What is the dose of adalimumab (Humira) in pediatric patients?

From the Guidelines

The dose of adalimumab for pediatric patients is 0.8 mg/kg (maximum, 40 mg) at weeks 0 and 1 and then is given every other week, as recommended by the joint American Academy of Dermatology-National Psoriasis Foundation guidelines of care for the management and treatment of psoriasis in pediatric patients 1.

Key Considerations

• The dosing regimen may vary depending on the specific indication, such as juvenile idiopathic arthritis, Crohn's disease, or ulcerative colitis.
• Weight-based dosing is used, with adjustments made based on the patient's weight and clinical response.
• Adalimumab is administered subcutaneously, and patients or caregivers should be trained on proper injection technique.
• Regular monitoring for adverse effects, including infection risk, is essential, and dose adjustments may be necessary based on clinical response and tolerability.

Indication-Specific Dosing

• For pediatric plaque psoriasis, the recommended dose is 0.8 mg/kg (maximum, 40 mg) at weeks 0 and 1 and then every other week 1.
• For juvenile idiopathic arthritis, children 2 years and older weighing 10 kg to less than 15 kg receive 10 mg every other week; those weighing 15 kg to less than 30 kg receive 20 mg every other week; and those weighing 30 kg or more receive 40 mg every other week 1.
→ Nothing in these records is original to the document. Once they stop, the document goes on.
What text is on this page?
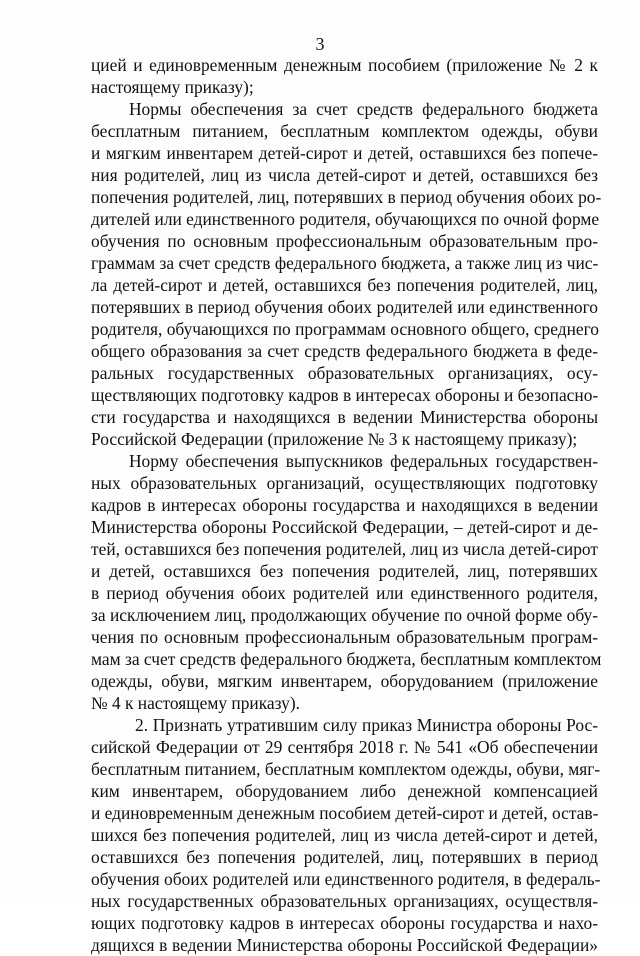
3
цией и единовременным денежным пособием (приложение № 2 к
настоящему приказу);
Нормы обеспечения за счет средств федерального бюджета
бесплатным питанием, бесплатным комплектом одежды, обуви
и мягким инвентарем детей-сирот и детей, оставшихся без попече-
ния родителей, лиц из числа детей-сирот и детей, оставшихся без
попечения родителей, лиц, потерявших в период обучения обоих ро-
дителей или единственного родителя, обучающихся по очной форме
обучения по основным профессиональным образовательным про-
граммам за счет средств федерального бюджета, а также лиц из чис-
ла детей-сирот и детей, оставшихся без попечения родителей, лиц,
потерявших в период обучения обоих родителей или единственного
родителя, обучающихся по программам основного общего, среднего
общего образования за счет средств федерального бюджета в феде-
ральных государственных образовательных организациях, осу-
ществляющих подготовку кадров в интересах обороны и безопасно-
сти государства и находящихся в ведении Министерства обороны
Российской Федерации (приложение № 3 к настоящему приказу);
Норму обеспечения выпускников федеральных государствен-
ных образовательных организаций, осуществляющих подготовку
кадров в интересах обороны государства и находящихся в ведении
Министерства обороны Российской Федерации, – детей-сирот и де-
тей, оставшихся без попечения родителей, лиц из числа детей-сирот
и детей, оставшихся без попечения родителей, лиц, потерявших
в период обучения обоих родителей или единственного родителя,
за исключением лиц, продолжающих обучение по очной форме обу-
чения по основным профессиональным образовательным програм-
мам за счет средств федерального бюджета, бесплатным комплектом
одежды, обуви, мягким инвентарем, оборудованием (приложение
№ 4 к настоящему приказу).
2. Признать утратившим силу приказ Министра обороны Рос-
сийской Федерации от 29 сентября 2018 г. № 541 «Об обеспечении
бесплатным питанием, бесплатным комплектом одежды, обуви, мяг-
ким инвентарем, оборудованием либо денежной компенсацией
и единовременным денежным пособием детей-сирот и детей, остав-
шихся без попечения родителей, лиц из числа детей-сирот и детей,
оставшихся без попечения родителей, лиц, потерявших в период
обучения обоих родителей или единственного родителя, в федераль-
ных государственных образовательных организациях, осуществля-
ющих подготовку кадров в интересах обороны государства и нахо-
дящихся в ведении Министерства обороны Российской Федерации»
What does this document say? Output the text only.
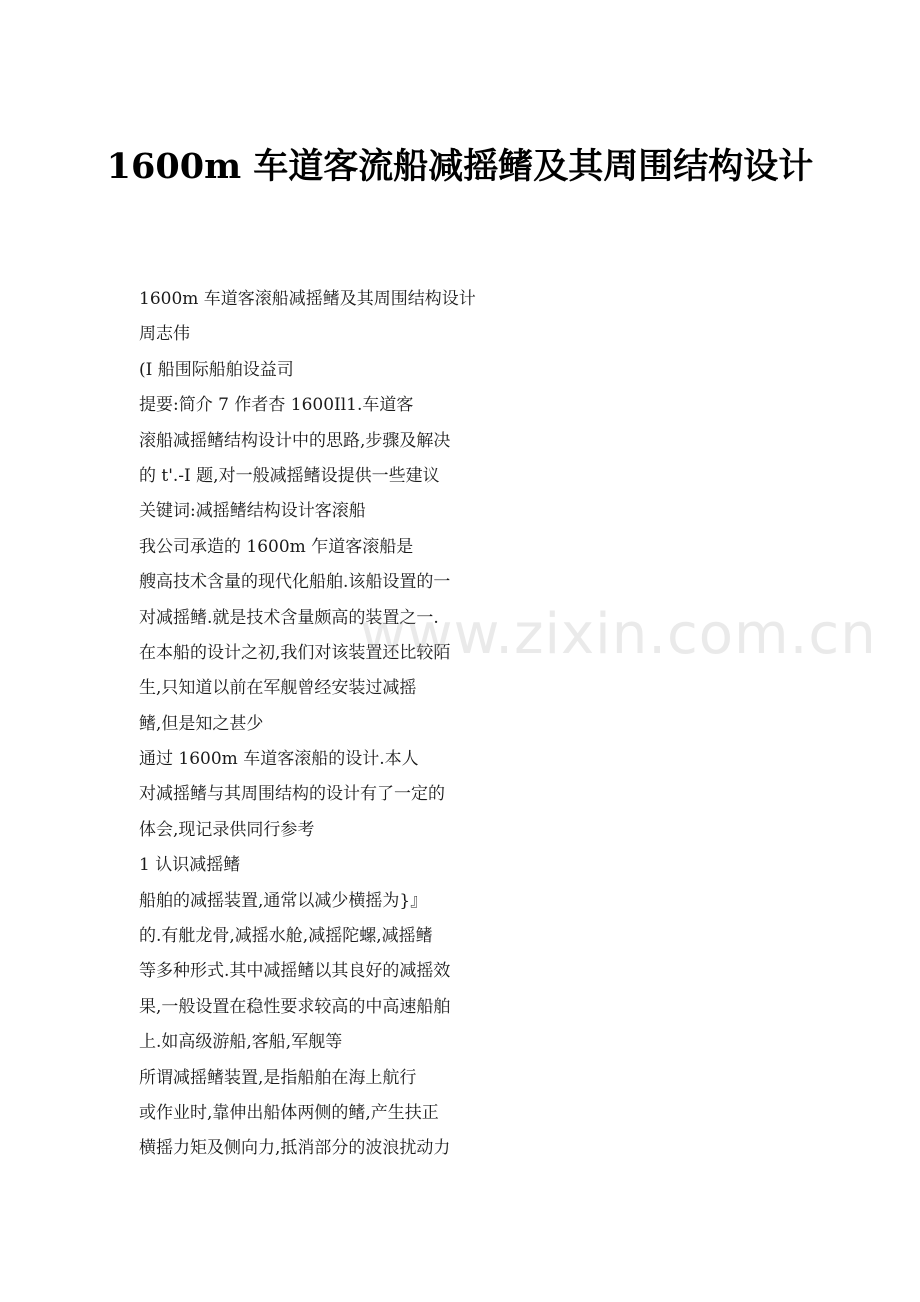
1600m 车道客流船减摇鳍及其周围结构设计
1600m 车道客滚船减摇鳍及其周围结构设计
周志伟
(I 船围际船舶设益司
提要:简介 7 作者杏 1600Il1.车道客
滚船减摇鳍结构设计中的思路,步骤及解决
的 t'.-I 题,对一般减摇鳍设提供一些建议
关键词:减摇鳍结构设计客滚船
我公司承造的 1600m 乍道客滚船是
艘高技术含量的现代化船舶.该船设置的一
对减摇鳍.就是技术含量颇高的装置之一.
在本船的设计之初,我们对该装置还比较陌
生,只知道以前在军舰曾经安装过减摇
鳍,但是知之甚少
通过 1600m 车道客滚船的设计.本人
对减摇鳍与其周围结构的设计有了一定的
体会,现记录供同行参考
1 认识减摇鳍
船舶的减摇装置,通常以减少横摇为}』
的.有舭龙骨,减摇水舱,减摇陀螺,减摇鳍
等多种形式.其中减摇鳍以其良好的减摇效
果,一般设置在稳性要求较高的中高速船舶
上.如高级游船,客船,军舰等
所谓减摇鳍装置,是指船舶在海上航行
或作业时,靠伸出船体两侧的鳍,产生扶正
横摇力矩及侧向力,抵消部分的波浪扰动力
www.zixin.com.cn
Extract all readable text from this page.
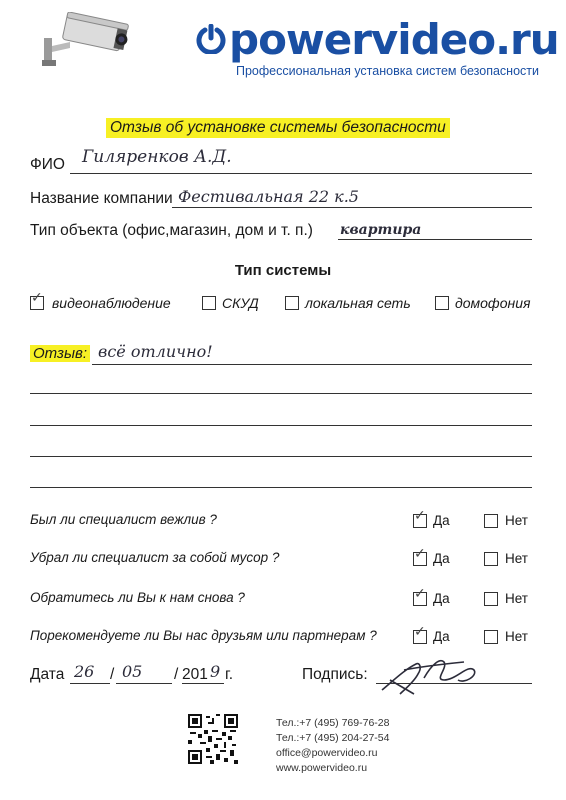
powervideo.ru
Профессиональная установка систем безопасности
Отзыв об установке системы безопасности
ФИО Гиляренков А.Д.
Название компании Фестивальная 22 к.5
Тип объекта (офис,магазин, дом и т. п.) квартира
Тип системы
✓ видеонаблюдение	СКУД	локальная сеть	домофония
Отзыв: всё отлично!
Был ли специалист вежлив ?	✓ Да	Нет
Убрал ли специалист за собой мусор ?	✓ Да	Нет
Обратитесь ли Вы к нам снова ?	✓ Да	Нет
Порекомендуете ли Вы нас друзьям или партнерам ?	✓ Да	Нет
Дата 26 / 05 / 201 9 г.	Подпись:
Тел.:+7 (495) 769-76-28
Тел.:+7 (495) 204-27-54
office@powervideo.ru
www.powervideo.ru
Important Safety Considerations

• Patients and their households should be monitored for infection during treatment, and vaccinations should be up to date before initiating treatment 1.
• Baseline monitoring for biologic therapy includes testing for latent tuberculosis, hepatitis, and HIV screening, as well as regular history and physical examinations to monitor for infection 1.

From the FDA Drug Label

The adalimumab mean steady-state trough concentrations were 6.8 mcg/mL and 10. 9 mcg/mL in patients weighing <30 kg receiving 20 mg adalimumab subcutaneously every other week as monotherapy or with concomitant MTX, respectively. The adalimumab mean steady-state trough concentrations were 6.6 mcg/mL and 8. 1 mcg/mL in patients weighing ≥30 kg receiving 40 mg adalimumab subcutaneously every other week as monotherapy or with MTX concomitant treatment, respectively. The adalimumab mean steady-state trough adalimumab concentrations were 6.0 mcg/mL and 7. 9 mcg/mL in patients receiving adalimumab subcutaneously every other week as monotherapy or with MTX concomitant treatment, respectively.

The dose of adalimumab in pediatric patients is:

• For patients weighing <15 kg or 2 years to <4 years of age: the dose is not explicitly stated, but the mean steady-state trough concentrations were 6.0 mcg/mL and 7.9 mcg/mL.
• For patients weighing <30 kg: 20 mg every other week.
• For patients weighing ≥30 kg: 40 mg every other week.
• For patients with pediatric Crohn's disease:
  • Weighing ≥40 kg: 160 mg at Week 0 and 80 mg at Week 2, followed by 40 mg every other week for maintenance.
  • Weighing <40 kg: 80 mg at Week 0 and 40 mg at Week 2, followed by 20 mg every other week for maintenance. 2 2

From the Research

Dose of Adalimumab in Pediatric Patients

The dose of adalimumab in pediatric patients varies based on weight and the specific condition being treated.

• For patients with juvenile idiopathic arthritis (JIA) associated uveitis, the dose is 20 mg/0.8 ml for patients <30 kg or 40 mg/0.8 ml for patients weighing 30 kg or more, administered via subcutaneous injection every 2 weeks 3.
• In patients with polyarticular JIA, those weighing <30 kg receive 20 mg every other week, and those ≥30 kg receive 40 mg every other week 4.
• For children with polyarticular JIA aged 2 to <4 years or ≥4 years old weighing <15 kg, the dose is 24 mg/m(2) (maximum = 20 mg/dose) every other week 5.
• In the treatment of uveitis in childhood, doses of 20-40 mg every 2 weeks have been used, with some patients requiring weekly administration for effectiveness 6.
• In patients with JIA refractory to etanercept and/or infliximab, adalimumab has been used at a dose of 24 mg/m2/week concomitantly with methotrexate 7.

Administration and Considerations

It's important to note that these doses are based on specific studies and may not be universally applicable.

• Administration is typically via subcutaneous injection.
• The decision to use adalimumab and the appropriate dose should be made by a healthcare professional, taking into account the individual patient's condition, weight, and response to treatment.
• Concomitant use of methotrexate is common in the treatment of JIA and may affect the dosing of adalimumab.
• Monitoring for adverse events, including infections and changes in liver enzymes, is crucial during treatment with adalimumab 3, 4, 5, 6, 7.